Innate Immunity
The innate immune response is the first line of defense against microbial pathogens. Receptors of the innate immune system recognize specific molecular patterns that are conserved in viral or bacterial pathogens but absent in the host. This recognition event results in the secretion of cytokines, which are required, along with T cell receptor/peptide/MHC complexes, to activate the adaptive immune system. By binding microbial molecular patterns, receptors of the innate immune system therefore couple recognition of infection with the induction of pathogen-specific adaptive immune responses, including B-cell activation (and antibody production), cytotoxic T-cell activation (and lysis of infected cells), and helper T-cell proliferation (and inflammation).
Toll-like receptors
The most important family of receptors involved in molecular pathogen recognition by the innate immune system identified so far is the toll-like receptor (TLR) family. About a dozen TLRs have been found so far in humans. Each TLR appears to bind a specific microbial product, which induces an appropriate response from the adaptive immune system. The ligands for most TLRs have been identified, and span a wide variety of structural motifs, such as lipopolysaccharide (LPS), lipopeptides, bacterial flagellin, CpG DNA, single-stranded RNA, double-stranded RNA and several viral envelope glycoproteins. Remarkably, each TLR recognizes its respective ligand with an extracellular domain that contains 19-25 leucine-rich repeats capped on either end by small N- and C-terminal domains.
NODs and VLRs
Microbial molecular pattern recognition by leucine-rich repeats is not limited to TLRs. The NOD proteins use a leucine-rich repeat domain to recognize bacterial components in the cytoplasm. A similar set of signals is generated when NODs bind ligand as when TLRs bind ligand, so that NODs can be viewed as an intracellular branch of the innate immune system. The variable lymphocyte receptors (VLRs) of the adaptive immune system of the sea lamprey also recognize antigens with leucine-rich repeat domains capped by N- and C-terminal repeats. Insertion of diverse LRR cassettes from a large bank in the lamprey genome into an incomplete germline VLR gene allows individual lymphocytes to express a uniquely rearranged VLR gene that recognizes a specific antigen in monoallelic fashion. How the leucine-rich repeat fold is able to recognize such a large variety of structural motifs remains to be determined and will be the object of our research. We will also try to understand how ligand binding by receptors of the innate immune system is coupled to the induction of adaptive immune responses and why different microbial molecules elicit different responses. This work will be carried out in collaboration with Prof. Ruslan Medzhitov (Yale School of Medicine).
Further reading
Janeway, C.A., Jr. & Medzhitov, R. (2002). Innate immune recognition. Annu. Rev. Immunol. 20, 197-216.

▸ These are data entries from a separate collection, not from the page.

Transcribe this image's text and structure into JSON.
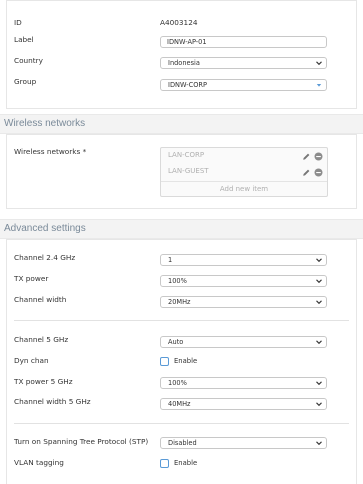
{
  "general": {
    "id_label": "ID",
    "id_value": "A4003124",
    "label_label": "Label",
    "label_value": "IDNW-AP-01",
    "country_label": "Country",
    "country_value": "Indonesia",
    "group_label": "Group",
    "group_value": "IDNW-CORP"
  },
  "wireless": {
    "section_title": "Wireless networks",
    "field_label": "Wireless networks *",
    "networks": [
      "LAN-CORP",
      "LAN-GUEST"
    ],
    "add_new": "Add new item"
  },
  "advanced": {
    "section_title": "Advanced settings",
    "channel_24_label": "Channel 2.4 GHz",
    "channel_24_value": "1",
    "tx_power_label": "TX power",
    "tx_power_value": "100%",
    "channel_width_label": "Channel width",
    "channel_width_value": "20MHz",
    "channel_5_label": "Channel 5 GHz",
    "channel_5_value": "Auto",
    "dyn_chan_label": "Dyn chan",
    "dyn_chan_checkbox": "Enable",
    "tx_power_5_label": "TX power 5 GHz",
    "tx_power_5_value": "100%",
    "channel_width_5_label": "Channel width 5 GHz",
    "channel_width_5_value": "40MHz",
    "stp_label": "Turn on Spanning Tree Protocol (STP)",
    "stp_value": "Disabled",
    "vlan_label": "VLAN tagging",
    "vlan_checkbox": "Enable"
  },
  "colors": {
    "accent": "#5a9ad6",
    "section_title": "#7a8a99",
    "section_bg": "#f3f3f3"
  }
}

Akira, S., Takeda, K. & Kaisho, T. (2001). Toll-like receptors: critical proteins linking innate and acquired immunity. Nature Immunol. 2, 675-80.
Pancer, Z., Amemiya, C.T., Ehrhardt, G.R.A., Ceitlin, J., Gartland, G.L. & Cooper, M.D. (2004). Somatic diversification of variable lymphocyte receptors in the agnathan sea lamprey. Nature 430, 174-80.
Bell, J.K., Mullen, G.E.D., Leifer, C.A., Mazzoni, A., Davies, D.R. & Segal, D.M. (2003). Leucine-rich repeats and pathogen recognition in Toll-like receptors. Trends immunol. 24, 528-33.